Brusatol hinders the advancement of bladder cancer by Chac1/Nrf2/SLC7A11 pathway

Abstract Background Bladder cancer, also known as BCa, is a common tumor that impacts the urinary system. It is marked by a significant fatality rate and an unfavorable outlook. Promising antineoplastic properties are exhibited by brusatol, which is obtained from the dried ripe fruit of Brucea javanica. The present study aimed to evaluate the influence of brusatol on the advancement of BCa and uncover the molecular mechanism involved. Materials and methods We used Cell Counting Kit-8, colony formation and EdU assays to detect cell activity and degree of apoptosis. We used transwell migration assay to detect cell migration and invasion ability. The mechanism of brusatol inhibition of BCa proliferation was studied by flow cytometry, western blotting.
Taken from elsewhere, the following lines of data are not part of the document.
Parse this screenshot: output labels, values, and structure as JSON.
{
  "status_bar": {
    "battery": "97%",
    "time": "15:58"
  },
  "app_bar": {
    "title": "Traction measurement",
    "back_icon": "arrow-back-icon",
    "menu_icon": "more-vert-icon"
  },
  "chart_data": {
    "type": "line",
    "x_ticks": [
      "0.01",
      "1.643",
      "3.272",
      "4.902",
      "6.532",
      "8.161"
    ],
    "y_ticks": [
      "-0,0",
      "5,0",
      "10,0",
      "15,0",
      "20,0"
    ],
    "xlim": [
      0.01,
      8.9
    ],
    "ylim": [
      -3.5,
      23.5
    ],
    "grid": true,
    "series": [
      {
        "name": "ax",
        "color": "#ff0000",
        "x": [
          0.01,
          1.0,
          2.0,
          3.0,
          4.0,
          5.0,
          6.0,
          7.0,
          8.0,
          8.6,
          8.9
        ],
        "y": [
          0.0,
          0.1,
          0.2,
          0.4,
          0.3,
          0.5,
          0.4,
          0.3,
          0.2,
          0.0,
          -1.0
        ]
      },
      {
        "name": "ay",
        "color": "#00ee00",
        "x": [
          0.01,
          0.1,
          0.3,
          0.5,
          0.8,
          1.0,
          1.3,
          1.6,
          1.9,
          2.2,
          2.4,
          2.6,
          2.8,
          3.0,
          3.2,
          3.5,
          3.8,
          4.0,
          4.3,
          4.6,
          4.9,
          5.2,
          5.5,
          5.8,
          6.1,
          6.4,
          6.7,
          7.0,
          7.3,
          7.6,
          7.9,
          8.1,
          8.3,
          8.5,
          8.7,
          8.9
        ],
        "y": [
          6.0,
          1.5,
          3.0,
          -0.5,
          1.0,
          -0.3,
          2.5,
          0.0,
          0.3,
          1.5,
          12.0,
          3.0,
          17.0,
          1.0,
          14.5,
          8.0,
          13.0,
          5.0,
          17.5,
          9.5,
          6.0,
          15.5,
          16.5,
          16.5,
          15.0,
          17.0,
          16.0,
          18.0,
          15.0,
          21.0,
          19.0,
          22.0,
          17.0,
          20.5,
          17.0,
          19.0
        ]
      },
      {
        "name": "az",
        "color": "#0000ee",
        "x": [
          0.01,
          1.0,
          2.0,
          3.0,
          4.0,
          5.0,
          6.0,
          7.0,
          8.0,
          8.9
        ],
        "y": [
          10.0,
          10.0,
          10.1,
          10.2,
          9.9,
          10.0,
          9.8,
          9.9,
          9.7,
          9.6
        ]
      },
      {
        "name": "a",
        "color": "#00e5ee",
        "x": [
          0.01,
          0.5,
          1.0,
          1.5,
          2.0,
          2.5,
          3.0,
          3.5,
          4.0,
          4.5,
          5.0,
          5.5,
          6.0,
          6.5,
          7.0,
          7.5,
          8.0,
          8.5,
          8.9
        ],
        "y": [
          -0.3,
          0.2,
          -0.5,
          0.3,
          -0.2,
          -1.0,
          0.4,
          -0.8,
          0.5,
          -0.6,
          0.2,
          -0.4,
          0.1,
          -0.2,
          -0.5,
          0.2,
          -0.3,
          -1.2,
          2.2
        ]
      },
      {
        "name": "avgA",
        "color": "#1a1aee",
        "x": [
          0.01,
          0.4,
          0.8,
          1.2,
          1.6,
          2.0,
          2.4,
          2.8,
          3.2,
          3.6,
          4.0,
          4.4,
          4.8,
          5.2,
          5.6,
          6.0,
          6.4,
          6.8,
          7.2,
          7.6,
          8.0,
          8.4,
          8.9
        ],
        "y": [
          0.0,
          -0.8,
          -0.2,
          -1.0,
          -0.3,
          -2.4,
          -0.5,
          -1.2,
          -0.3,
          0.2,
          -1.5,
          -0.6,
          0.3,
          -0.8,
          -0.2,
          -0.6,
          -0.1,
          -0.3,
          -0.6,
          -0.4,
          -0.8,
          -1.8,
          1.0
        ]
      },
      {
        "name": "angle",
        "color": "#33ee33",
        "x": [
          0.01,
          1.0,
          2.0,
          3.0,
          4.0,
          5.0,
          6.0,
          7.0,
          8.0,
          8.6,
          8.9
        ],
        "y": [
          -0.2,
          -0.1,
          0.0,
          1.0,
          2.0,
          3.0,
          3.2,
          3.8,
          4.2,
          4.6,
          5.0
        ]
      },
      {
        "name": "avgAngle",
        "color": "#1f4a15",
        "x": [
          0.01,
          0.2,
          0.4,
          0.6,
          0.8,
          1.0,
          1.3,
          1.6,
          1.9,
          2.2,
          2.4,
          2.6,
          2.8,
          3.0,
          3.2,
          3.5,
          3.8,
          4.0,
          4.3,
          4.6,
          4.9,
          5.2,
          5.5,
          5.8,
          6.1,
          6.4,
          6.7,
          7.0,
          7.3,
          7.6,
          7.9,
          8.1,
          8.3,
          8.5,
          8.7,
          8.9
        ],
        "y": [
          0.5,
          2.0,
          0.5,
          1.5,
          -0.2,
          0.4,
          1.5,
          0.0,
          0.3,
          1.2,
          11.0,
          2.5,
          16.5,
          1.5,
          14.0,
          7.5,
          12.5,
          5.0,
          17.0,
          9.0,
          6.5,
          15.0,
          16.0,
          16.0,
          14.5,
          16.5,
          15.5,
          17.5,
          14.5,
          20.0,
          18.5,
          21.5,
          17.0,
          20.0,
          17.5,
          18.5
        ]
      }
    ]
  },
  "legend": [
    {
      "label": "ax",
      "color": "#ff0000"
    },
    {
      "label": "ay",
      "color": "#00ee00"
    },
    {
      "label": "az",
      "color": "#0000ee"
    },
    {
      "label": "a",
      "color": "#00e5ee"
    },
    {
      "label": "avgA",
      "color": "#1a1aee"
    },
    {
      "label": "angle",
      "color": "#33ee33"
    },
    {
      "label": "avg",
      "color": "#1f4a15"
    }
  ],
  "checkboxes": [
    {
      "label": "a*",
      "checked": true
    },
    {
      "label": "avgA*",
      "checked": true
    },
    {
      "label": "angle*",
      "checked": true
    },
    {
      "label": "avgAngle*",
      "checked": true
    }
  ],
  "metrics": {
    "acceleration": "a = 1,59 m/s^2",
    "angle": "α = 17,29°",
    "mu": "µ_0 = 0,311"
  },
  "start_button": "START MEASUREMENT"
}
Results It was revealed that brusatol could reduce the viability and proliferation of BCa cells. A transwell migration assay revealed that brusatol was able to attenuate the invasion and migration of BCa cells. In addition, treatment with RSL3 or ferrostatin-1 enhanced or reversed the brusatol-induced inhibition of BCa cells. While testing for indicators related to iron death it was determined that treatment with brusatol increased the levels of reactive oxygen species, malondialdehyde and Fe2+ in BCa cells. Mechanistically, brusatol induced ferroptosis by upregulating the expression of ChaC glutathione-gpecific gamma-glutamylcyclotransferase (Chac1) in BCa cells. Moreover, treatment with brusatol significantly suppressed the tumor growth in nude mice. Conclusions To summarize, the findings of this research demonstrated that brusatol hindered the growth of BCa and triggered ferroptosis by increasing the expression of Chac1. Brusatol has the potential to be considered as a promising candidate for treating BCa.